La première, je l’ai remarquée trop tard. J’avais déjà posé le pied à moins d’un demi-mètre d’elle avant d’en voir la forme et de m’arrêter de marcher normalement pendant une seconde. C’était sur le pavement près du marché de Markale, un motif étalé en rouge terne incrusté dans l’asphalte gris, à peu près de la taille d’une assiette, avec de fines traînées partant du centre comme les nervures d’une feuille. Personne autour de moi n’avait réagi. Des gens achetaient des légumes dix mètres plus loin.

Une rose de Sarajevo est la cicatrice d’un obus de mortier. Quand un obus explose au niveau du sol, les éclats et le souffle se propagent depuis le point d’impact selon un motif qui, dans le béton ou l’asphalte refroidi, peut sembler presque botanique : un cœur dense d’où rayonnent des lignes irrégulières, comme des pétales. Pendant le siège de Sarajevo, qui a duré du 5 avril 1992 au 29 février 1996 et tué près de 11 000 personnes, dont près de 1 600 enfants, des milliers de ces obus sont tombés dans les rues, les cours et les places de marché.

La plupart des cicatrices qui en résultaient ont été resurfacées lors de la reconstruction qui a suivi la guerre, traitées comme des dégâts à réparer, au même titre qu’un mur fissuré ou une fenêtre brisée. Un plus petit nombre a été laissé tel quel et rempli de résine rouge, précisément aux endroits où l’explosion avait causé des morts. C’est ce qui fait d’une cicatrice une rose plutôt qu’un simple dégât ancien : quelqu’un a décidé, délibérément, que celle-ci resterait visible.

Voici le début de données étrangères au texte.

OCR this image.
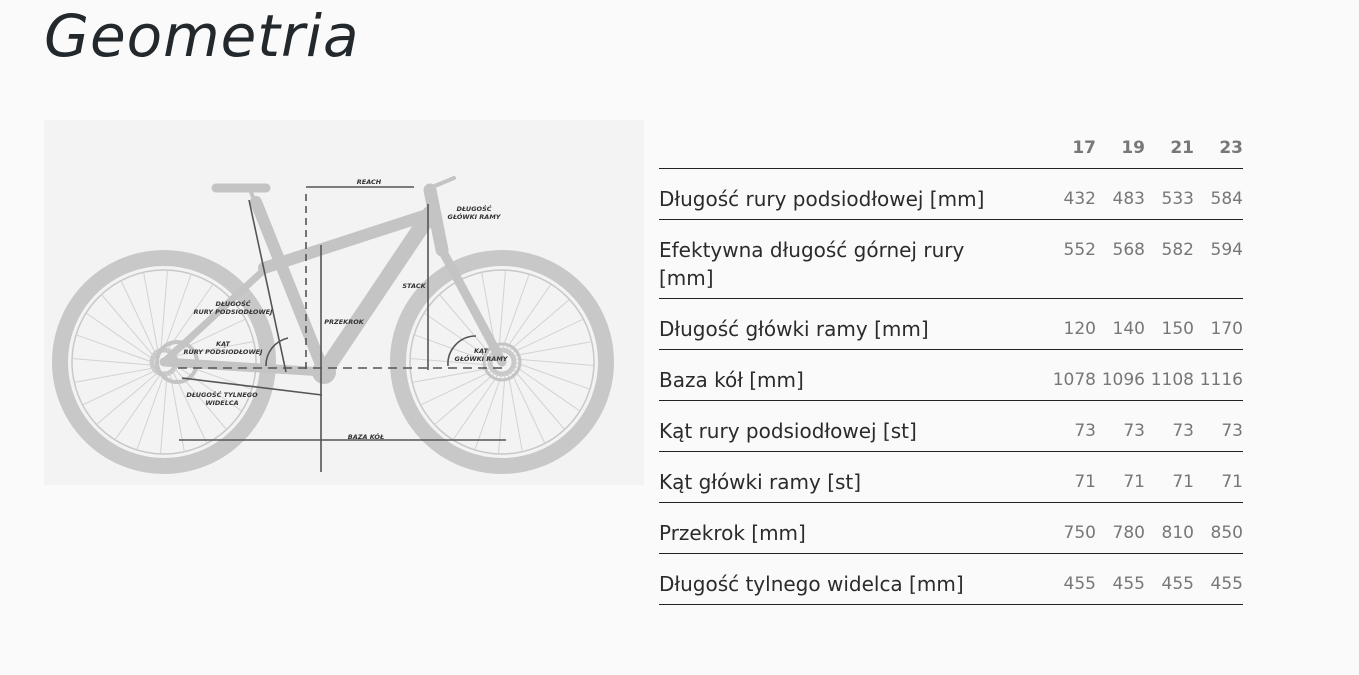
Geometria
REACH
DŁUGOŚĆ
GŁÓWKI RAMY
STACK
DŁUGOŚĆ
RURY PODSIODŁOWEJ
PRZEKROK
KĄT
RURY PODSIODŁOWEJ	KĄT
GŁÓWKI RAMY
DŁUGOŚĆ TYLNEGO
WIDELCA
BAZA KÓŁ
	17	19	21	23
Długość rury podsiodłowej [mm]	432	483	533	584
Efektywna długość górnej rury [mm]	552	568	582	594
Długość główki ramy [mm]	120	140	150	170
Baza kół [mm]	1078	1096	1108	1116
Kąt rury podsiodłowej [st]	73	73	73	73
Kąt główki ramy [st]	71	71	71	71
Przekrok [mm]	750	780	810	850
Długość tylnego widelca [mm]	455	455	455	455
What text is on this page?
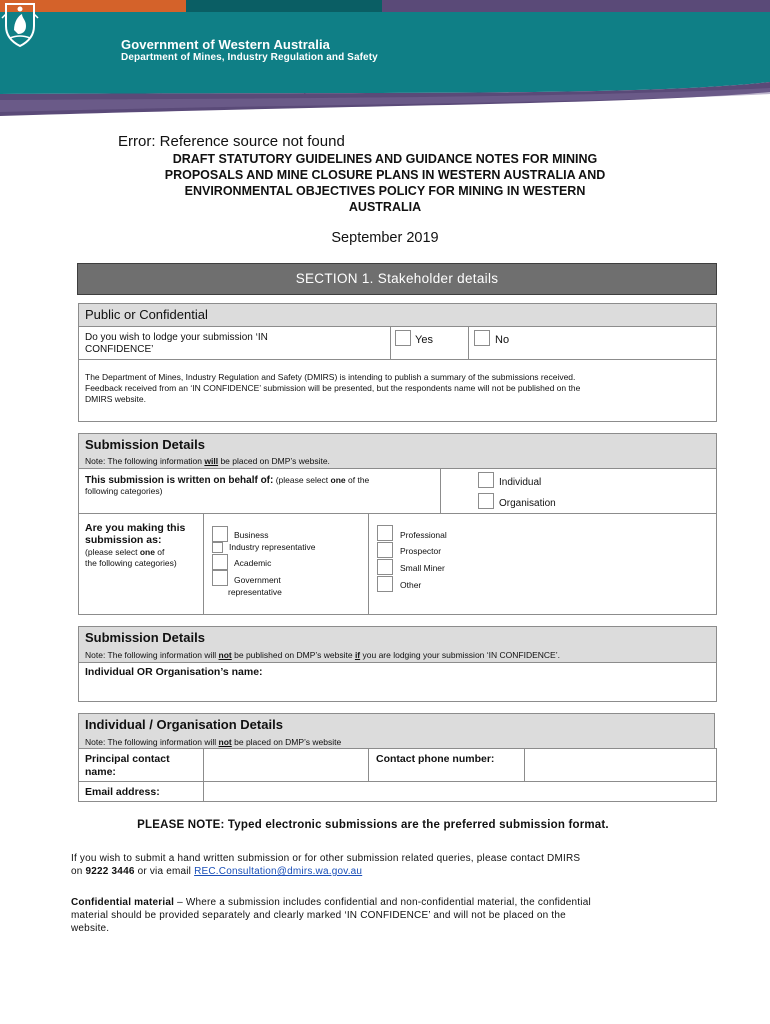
Government of Western Australia
Department of Mines, Industry Regulation and Safety
Error: Reference source not found
DRAFT STATUTORY GUIDELINES AND GUIDANCE NOTES FOR MINING
PROPOSALS AND MINE CLOSURE PLANS IN WESTERN AUSTRALIA AND
ENVIRONMENTAL OBJECTIVES POLICY FOR MINING IN WESTERN
AUSTRALIA
September 2019
SECTION 1. Stakeholder details
Public or Confidential
Do you wish to lodge your submission ‘IN
CONFIDENCE’
Yes	No
The Department of Mines, Industry Regulation and Safety (DMIRS) is intending to publish a summary of the submissions received.
Feedback received from an ‘IN CONFIDENCE’ submission will be presented, but the respondents name will not be published on the
DMIRS website.
Submission Details
Note: The following information will be placed on DMP’s website.
This submission is written on behalf of: (please select one of the
following categories)
Individual
Organisation
Are you making this
submission as:
(please select one of
the following categories)
Business
Industry representative
Academic
Government
representative
Professional
Prospector
Small Miner
Other
Submission Details
Note: The following information will not be published on DMP’s website if you are lodging your submission ‘IN CONFIDENCE’.
Individual OR Organisation’s name:
Individual / Organisation Details
Note: The following information will not be placed on DMP’s website
Principal contact
name:
Contact phone number:
Email address:
PLEASE NOTE: Typed electronic submissions are the preferred submission format.
If you wish to submit a hand written submission or for other submission related queries, please contact DMIRS
on 9222 3446 or via email REC.Consultation@dmirs.wa.gov.au
Confidential material – Where a submission includes confidential and non-confidential material, the confidential
material should be provided separately and clearly marked ‘IN CONFIDENCE’ and will not be placed on the
website.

Je veux être prudent ici, car il serait facile de rendre cela plus net que ce n’est. Je n’ai trouvé aucun registre officiel indiquant quelles roses sont marquées et lesquelles ne le sont pas, ni de carte montrant chacune de celles qui subsistent. Ce que j’ai trouvé, en parcourant le centre-ville pendant quelques jours, c’est une poignée d’entre elles à des endroits précis, sans jamais être sûr de les avoir toutes vues.

Où elles se trouvent encore

Le groupe le plus visible se trouve au marché de Markale, sur Mula Mustafe Bašeskije. Markale a été frappé à deux reprises pendant le siège, le 5 février 1994 puis le 28 août 1995, lors de deux des attaques les plus meurtrières de toute la guerre. Le marché a été reconstruit et fonctionne normalement au quotidien, étals ouverts, produits exposés, les gens circulant comme dans n’importe quel marché de ville. Les roses près de l’entrée font partie du même sol sur lequel les gens marchent et font leurs courses, pas mises à l’écart derrière une corde. C’est en un sens tout leur sens : elles n’ont pas été déplacées dans un jardin du souvenir. Elles sont restées là où l’obus est tombé.

Quelques autres sont visibles sur le pavage autour de la Vijećnica, l’ancien hôtel de ville devenu bibliothèque nationale, elle-même incendiée les 25-26 août 1992 lors d’une attaque au bombardement qui a détruit environ deux millions de livres et de manuscrits avant qu’elle ne soit reconstruite et rouverte en 2014. D’autres, éparses, existent dans des rues résidentielles et des cours à travers la ville, non répertoriées sur la moindre liste que j’ai pu trouver, ce qui fait que la réponse honnête à « où sont les roses » est : surtout à Markale, quelques-unes près de la Vijećnica, et sinon partout où vous vous trouvez à regarder vos pieds au bon moment.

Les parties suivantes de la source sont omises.